Designers must create an exhibition that works on several fronts. It must:
- have aesthetic appeal;
- be practical;
- communicate the client's message, concept and image to visitors;
- meet the limitations imposed by space and budget.
Some designers may also have responsibility for overseeing the implementation and building of the exhibition or display stand, while others may specialise in just one specific area.
Typical work activities
The work varies between roles and employers, and larger firms may specialise and have account managers handling initial negotiations with the client.

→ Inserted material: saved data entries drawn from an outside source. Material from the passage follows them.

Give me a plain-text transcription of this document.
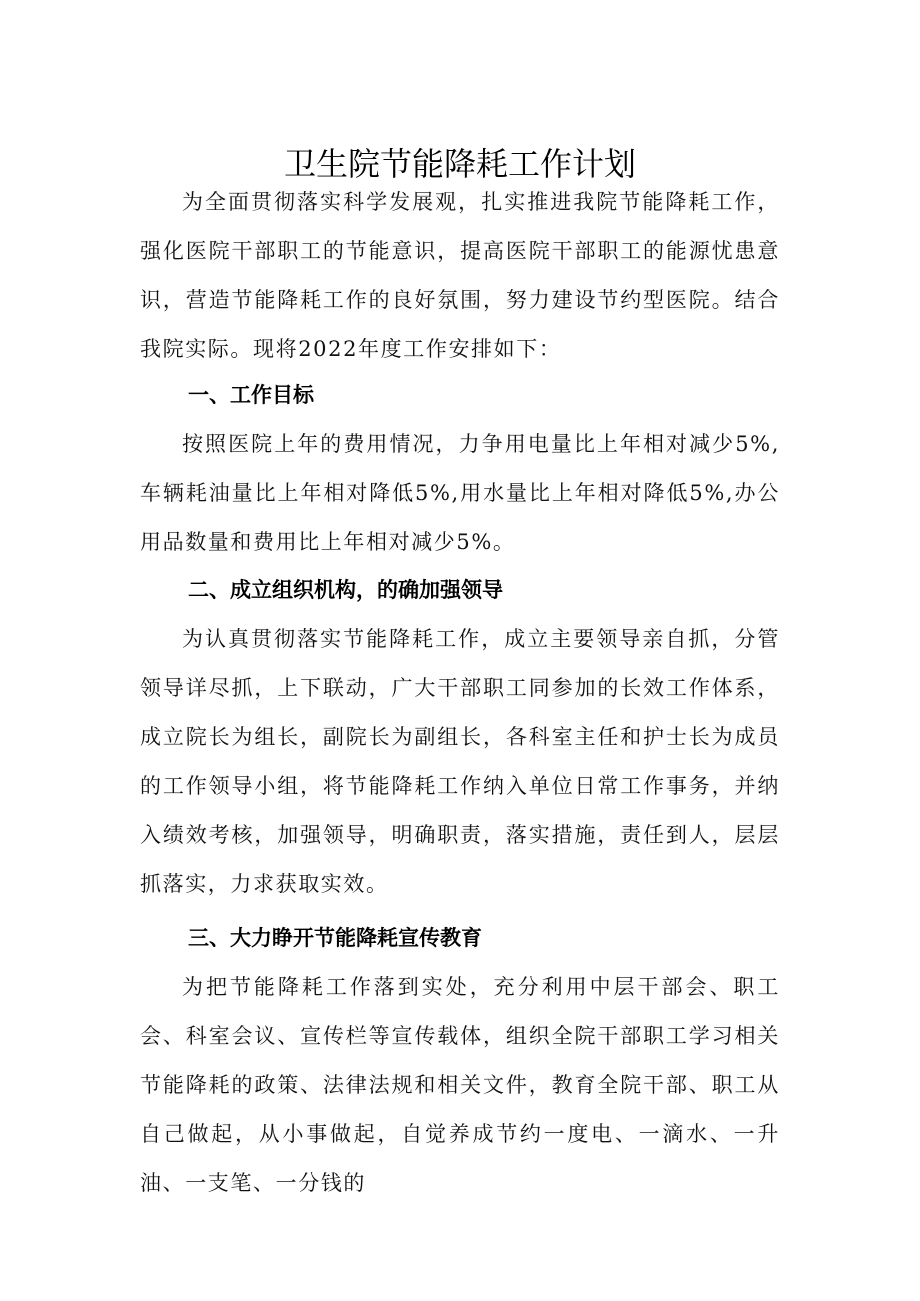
卫生院节能降耗工作计划

为全面贯彻落实科学发展观，扎实推进我院节能降耗工作，强化医院干部职工的节能意识，提高医院干部职工的能源忧患意识，营造节能降耗工作的良好氛围，努力建设节约型医院。结合我院实际。现将2022年度工作安排如下：

一、工作目标

按照医院上年的费用情况，力争用电量比上年相对减少5%,车辆耗油量比上年相对降低5%,用水量比上年相对降低5%,办公用品数量和费用比上年相对减少5%。

二、成立组织机构，的确加强领导

为认真贯彻落实节能降耗工作，成立主要领导亲自抓，分管领导详尽抓，上下联动，广大干部职工同参加的长效工作体系，成立院长为组长，副院长为副组长，各科室主任和护士长为成员的工作领导小组，将节能降耗工作纳入单位日常工作事务，并纳入绩效考核，加强领导，明确职责，落实措施，责任到人，层层抓落实，力求获取实效。

三、大力睁开节能降耗宣传教育

为把节能降耗工作落到实处，充分利用中层干部会、职工会、科室会议、宣传栏等宣传载体，组织全院干部职工学习相关节能降耗的政策、法律法规和相关文件，教育全院干部、职工从自己做起，从小事做起，自觉养成节约一度电、一滴水、一升油、一支笔、一分钱的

In commercial exhibition work, tasks typically include:
- liaising with clients to discuss the brief (themes, ideas or products to be promoted);
- discussing the brief and design concepts with the design team, finalising proposals and presenting these to clients;
- developing a genuine understanding of the client's brand, products, needs and objectives, as well as the motivations behind customers' buying decisions;
- working on quotes - once the design brief and concept are established, the costs need to be calculated to make sure the project is financially viable;
- gathering product information from the client;
- creating initial design sketches and computer-generated three-dimensional visuals, sometimes building models and prototypes;
- doing a variety of design work (graphic design and artwork) for different displays and exhibitions;
- taking financial responsibility for a project in terms of meeting budget constraints;
- attending meetings to discuss the status of current projects and to be briefed on new projects;
- responding to emails and telephone calls from clients, and answering technical questions;
- liaising with the workshop manager to ensure the project is within budget, on schedule and meeting the client's requirements and that it complies with health and safety regulations;
- handling production orders for materials and site services, e.g. electronics;
- meeting with and briefing suppliers;
- transporting displays to exhibition sites and installing and dismantling exhibition displays.

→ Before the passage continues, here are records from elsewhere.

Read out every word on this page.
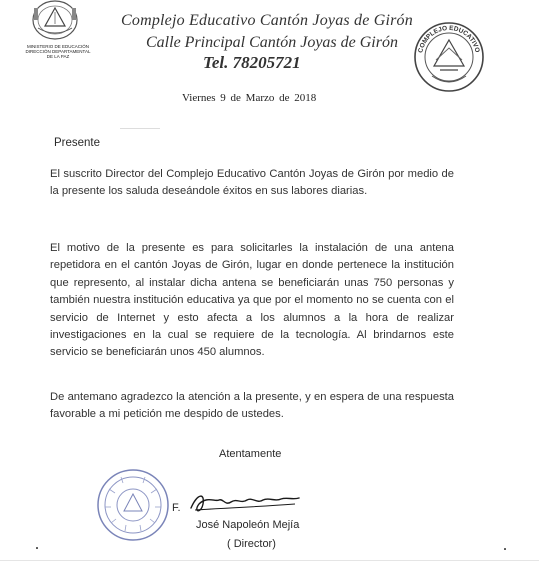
MINISTERIO DE EDUCACIÓN
DIRECCIÓN DEPARTAMENTAL
DE LA PAZ
Complejo Educativo Cantón Joyas de Girón
Calle Principal Cantón Joyas de Girón
Tel. 78205721
COMPLEJO EDUCATIVO
Viernes 9 de Marzo de 2018
Presente
El suscrito Director del Complejo Educativo Cantón Joyas de Girón por medio de la presente los saluda deseándole éxitos en sus labores diarias.
El motivo de la presente es para solicitarles la instalación de una antena repetidora en el cantón Joyas de Girón, lugar en donde pertenece la institución que represento, al instalar dicha antena se beneficiarán unas 750 personas y también nuestra institución educativa ya que por el momento no se cuenta con el servicio de Internet y esto afecta a los alumnos a la hora de realizar investigaciones en la cual se requiere de la tecnología. Al brindarnos este servicio se beneficiarán unos 450 alumnos.
De antemano agradezco la atención a la presente, y en espera de una respuesta favorable a mi petición me despido de ustedes.
Atentamente
F.
José Napoleón Mejía
( Director)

You are likely to have several different one-off projects in progress at any one time. The role may also include project management, which is likely to involve responsibility for aspects such as furniture, stock-panel, lighting and rig rental or hire, pre-event marketing, packaging, delivery and storage.
Museum exhibition work involves many similar activities to those outlined above, but tasks specific to museum design include:
- ensuring all exhibitions and displays have a definite link to the museum's other collections and overall theme;
- making sure that the exhibition is compatible with the museum's own materials and conservation requirements;
- travelling to other galleries and museums to find exhibitions to buy in;
- ensuring exhibitions, whether bought in or curated in-house, are of the right size and quality;
- liaising with curatorial staff to produce outline plans to specification and supporting material, such as catalogues;
- working with members from other areas of the museum, such as marketing, education, conservation, front of house and, most crucially, the curator;
- liaising with graphic and other designers, audiovisual and animatronics experts, graphic video producers and multimedia specialists, even actors, to create a sensory experience for the visitor.